Das wird sich aber in der neuen Situation wohl auf Dauer nicht leben lassen. Noch schweißt die umgebende Fremde die kleine Gemeinde zusammen. Aber das Leben findet in Freiheit und in einer doch ziemlich toleranten Umgebung statt. Hinzu kommt, dass die Yesiden einen sehr friedlichen und toleranten Glauben haben. Sie wollen und können gar nicht missionieren. Man kann nicht Yeside/in werden. Wenn sie sich nicht unter einander vermehren, sprich alle ganz viele Kinder bekommen, sind sie vom Aussterben bedroht. Hinzu kommt das Problem, immer genügend yesidische Partner zu finden, mit denen sie nicht verwandt sind. Und während sie in einigen Ländern inzwischen ungestört ihren Bräuchen und ihrem Glauben nachgehen können, sind sie in vielen arabischen Ländern immer noch bedroht. Zudem wird ihre Religion immer nur mündlich weiter gegeben, und zwar auf indoiranischem Kurdisch, übrigens einer indogermanischen Sprache.
Wird sich diese auf Dauer hier in der fremden Umgebung halten können? Es ist keine leichte Situation. Selbst bei Lockerung der Gesetze wäre es schwer und das Erlernen der Sprache müsste bei einer gewünschten Konvertierung (Glaubenswechsel) zur Bedingung gemacht werden.
800 000 Yesiden leben weltweit. 550 000 im Irak, 300 000 in der Türkei, 5000 in Syrien, 1200 in Georgien, 50 000 inzwischen in Deutschland. Sollte sich jetzt bei den Yesiden in Deutschland aufgrund der freiheitlichen Umgebung etwas ändern, so käme es unweigerlich zu einer Spaltung der Religion. Ähnliches hat die christliche Kirche, aber auch der Islam auch erlebt, bloß da gab und gibt es mengenmäßig ein ganz anderes Potential. Die Yesiden meinen zumindest zurzeit noch, dass sie sich Reformen nicht leisten können. Trotzdem werden Kinder, die nicht yesidisch heiraten, nicht grundsätzlich von der Familie verstoßen. Allerdings können sie auch dem Glauben nicht mehr angehören, was schade ist, denn der macht an sich einen sehr sympathischen Eindruck.
Er kommt aus dem Babylonischen und ist streng monotheistisch.

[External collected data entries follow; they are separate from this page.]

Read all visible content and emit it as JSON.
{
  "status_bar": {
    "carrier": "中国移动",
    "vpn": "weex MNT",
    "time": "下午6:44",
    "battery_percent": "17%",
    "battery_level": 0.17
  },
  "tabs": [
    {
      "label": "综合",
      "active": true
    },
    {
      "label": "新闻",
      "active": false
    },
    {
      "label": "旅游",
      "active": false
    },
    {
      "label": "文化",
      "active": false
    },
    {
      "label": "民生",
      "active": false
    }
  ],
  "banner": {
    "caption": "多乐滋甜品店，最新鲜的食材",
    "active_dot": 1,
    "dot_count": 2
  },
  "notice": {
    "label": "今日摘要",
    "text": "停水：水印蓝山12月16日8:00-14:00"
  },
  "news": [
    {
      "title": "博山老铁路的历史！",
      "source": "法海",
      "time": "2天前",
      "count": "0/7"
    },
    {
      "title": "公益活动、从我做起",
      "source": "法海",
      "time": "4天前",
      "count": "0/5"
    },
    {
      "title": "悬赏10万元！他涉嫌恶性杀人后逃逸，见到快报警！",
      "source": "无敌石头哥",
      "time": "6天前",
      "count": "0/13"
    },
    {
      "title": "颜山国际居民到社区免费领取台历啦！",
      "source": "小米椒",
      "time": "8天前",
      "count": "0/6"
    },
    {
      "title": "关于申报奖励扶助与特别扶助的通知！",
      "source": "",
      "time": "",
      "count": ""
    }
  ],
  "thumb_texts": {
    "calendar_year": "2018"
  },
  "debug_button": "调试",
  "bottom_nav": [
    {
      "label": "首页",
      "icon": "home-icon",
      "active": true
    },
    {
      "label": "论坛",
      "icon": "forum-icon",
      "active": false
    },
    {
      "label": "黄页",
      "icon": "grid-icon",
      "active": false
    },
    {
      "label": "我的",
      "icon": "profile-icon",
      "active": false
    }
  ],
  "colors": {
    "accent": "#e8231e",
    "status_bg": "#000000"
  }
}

Es gibt einen guten Schöpfer (Chode=Gott), dem sieben Erzengel auf der Erde helfen, die von dem Engel "Pfau" (Tawisî Melek) angeführt werden, der sich durch besondere Treue zu Gott ausgezeichnet hat. Der Pfau (siehe Pfauenthron des Schahs) symbolisiert die Königswürde. Menschen, die in ihrem Leben mehr Gutes als Böses getan haben, kommen ins Paradies, die anderen werden wiedergeboren. Einen Teufel und eine Hölle gibt es nicht, auch keine Gebetshäuser. "Die Erde ist Gottes Haus und beten kann man, der Sonne als Symbol Gottes und des Lebens zugewendet, wann und wo immer man das Bedürfnis dazu hat. Der Yeside ist verpflichtet, seinen Verstand zu gebrauchen, um zu entscheiden, welches Verhalten gut und welches böse ist! Das Ziel ist, ein guter Mensch zu sein. "Die Wahrheit ist der Weg Gottes." Lug und Trug sind demnach Sünde. Ebenso Gewalttätigkeit. Andere Religionen werden respektiert als Teil der göttlichen Wahrheit. Das hört sich ein bisschen nach Freimaurertum an. Wer andere diskriminiert, verachtet Gott. Ein „Jenseitspate“, der auch anderen Geschlechts oder anderer Religion sein kann, wird gewählt, damit er auf den anderen moralisch Acht gibt und später vor Gottes Gericht ein gutes Wort für ihn einlegt. Heilige Zahlen sind z.B. 18000 für die Geschöpfe und 72 für die Völker der Erde, die in die Gebete mit eingeschlossen werden. Religionsvertreter, Seelsorger gehen von Haus zu Haus, zu den großen Festen kommt man zusammen. Und zum Neujahrs/Frühlingsfest gibt es bemalte Eier und Freundschaftsbänder. Das größte Fest ist die Hochzeit, weil, na, das ist ja klar.... Allerdings existiert ein Heiligtum, Lalish, das Grabmal des Sheik Adi ben Musafiz (1160 gest.) im kurdischen Freistaat auf dem Gebiet des Irak.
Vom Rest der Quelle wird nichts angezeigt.